Moreover, recent advances in the miniaturization of sensors have made it possible to realize a great variety of new applications and open up new possibilities. However, this vast amount of sensor data has to be captured, stored and analyzed. Finding patterns and trends in this data is a challenging task. Witten et al. presents in

  • I. Witten and E. Frank. Data Mining: Practical Machine Learning Tools and Techniques, Second Edition. The Morgan Kaufmann Series in Data Management Systems. Elsevier Science, 2005

a description of the Weka toolkit, along with a thorough foundation for the machine learning concepts the toolkit uses, and practical advice for using the different tools and algorithms. Weka is a collection of machine learning algorithms for data mining tasks. It includes tools for data pre-processing, classification, regression, clustering, association rules, and visualization. It is also well-suited for developing new machine learning systems.

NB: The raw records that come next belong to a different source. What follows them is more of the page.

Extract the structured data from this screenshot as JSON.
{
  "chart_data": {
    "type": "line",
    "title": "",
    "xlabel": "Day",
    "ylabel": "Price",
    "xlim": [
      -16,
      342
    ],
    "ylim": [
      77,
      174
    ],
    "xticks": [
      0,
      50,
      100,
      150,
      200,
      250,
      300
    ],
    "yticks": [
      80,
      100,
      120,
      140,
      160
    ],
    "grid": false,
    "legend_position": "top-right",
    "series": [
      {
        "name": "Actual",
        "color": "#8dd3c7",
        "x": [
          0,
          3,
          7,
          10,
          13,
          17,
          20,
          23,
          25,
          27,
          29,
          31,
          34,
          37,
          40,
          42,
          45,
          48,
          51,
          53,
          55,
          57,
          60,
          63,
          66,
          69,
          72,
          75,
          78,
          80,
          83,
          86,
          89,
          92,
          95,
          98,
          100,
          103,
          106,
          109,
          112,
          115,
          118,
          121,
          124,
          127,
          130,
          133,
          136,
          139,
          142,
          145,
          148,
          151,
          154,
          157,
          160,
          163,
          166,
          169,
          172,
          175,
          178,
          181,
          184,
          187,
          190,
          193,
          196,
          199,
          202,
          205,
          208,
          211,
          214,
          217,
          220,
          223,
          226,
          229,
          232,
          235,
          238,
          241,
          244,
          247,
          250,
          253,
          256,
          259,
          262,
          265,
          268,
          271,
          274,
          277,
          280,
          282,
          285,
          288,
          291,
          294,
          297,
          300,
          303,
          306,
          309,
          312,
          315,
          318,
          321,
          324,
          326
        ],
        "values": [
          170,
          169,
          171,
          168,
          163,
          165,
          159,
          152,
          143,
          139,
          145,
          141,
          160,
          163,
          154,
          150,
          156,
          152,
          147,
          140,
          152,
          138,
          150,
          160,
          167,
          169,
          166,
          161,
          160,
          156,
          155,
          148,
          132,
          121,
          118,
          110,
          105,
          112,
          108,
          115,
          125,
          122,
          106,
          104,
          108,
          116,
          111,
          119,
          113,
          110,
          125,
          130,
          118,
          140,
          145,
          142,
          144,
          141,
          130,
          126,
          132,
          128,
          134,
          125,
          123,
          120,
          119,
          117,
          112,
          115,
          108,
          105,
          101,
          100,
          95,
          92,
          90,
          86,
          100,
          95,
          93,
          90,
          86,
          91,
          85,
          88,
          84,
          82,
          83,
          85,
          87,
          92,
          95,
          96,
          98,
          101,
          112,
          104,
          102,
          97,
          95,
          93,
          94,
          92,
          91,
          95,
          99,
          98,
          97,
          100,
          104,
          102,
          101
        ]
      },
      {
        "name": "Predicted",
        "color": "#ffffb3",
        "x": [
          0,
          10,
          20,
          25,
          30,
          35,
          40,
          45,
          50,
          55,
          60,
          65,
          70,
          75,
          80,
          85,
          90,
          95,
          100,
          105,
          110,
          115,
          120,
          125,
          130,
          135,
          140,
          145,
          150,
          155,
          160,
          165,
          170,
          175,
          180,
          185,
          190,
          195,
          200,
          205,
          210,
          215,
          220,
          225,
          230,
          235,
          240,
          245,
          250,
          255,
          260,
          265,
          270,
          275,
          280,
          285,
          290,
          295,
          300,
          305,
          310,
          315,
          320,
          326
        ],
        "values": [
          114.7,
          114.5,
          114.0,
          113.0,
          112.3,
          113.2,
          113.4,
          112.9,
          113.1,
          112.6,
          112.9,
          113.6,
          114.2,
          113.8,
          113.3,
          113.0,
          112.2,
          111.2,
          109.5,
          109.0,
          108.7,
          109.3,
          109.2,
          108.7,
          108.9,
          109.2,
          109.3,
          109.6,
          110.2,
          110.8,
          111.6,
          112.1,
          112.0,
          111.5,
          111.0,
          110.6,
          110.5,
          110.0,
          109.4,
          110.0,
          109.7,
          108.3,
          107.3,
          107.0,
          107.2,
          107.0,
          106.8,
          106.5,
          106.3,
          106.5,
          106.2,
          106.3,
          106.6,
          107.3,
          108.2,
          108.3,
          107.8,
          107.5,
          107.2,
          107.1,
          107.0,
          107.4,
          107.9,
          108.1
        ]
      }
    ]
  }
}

A comprehensive and up-to-date introduction to the theory and practice of artificial intelligence is given by Russell and Norvig in

  • S. Russell and P. Norvig. Artificial Intelligence: A Modern Approach. Prentice Hall series in artificial intelligence. Prentice Hall, 2010

A great introduction to ubiquitous computing is given by Krumm in

  • J. Krumm. Ubiquitous Computing Fundamentals. Taylor & Francis, 2009

This book covers the contributions of 11 of the most prominent researchers in the field of ubiquitous computing. Based on the categories systems, experience, and sensors the authors describe various research topics in the field of ubiquitous computing.

Finally, pattern recognition from the Bayesian viewpoint is addressed in the book

  • C. Bishop. Pattern Recognition and Machine Learning. Information Science and Statistics. Springer, 2006

This book does not require any previous knowledge of pattern recognition or machine learning concepts. Furthermore, it includes a self-contained introduction to basic probability theory.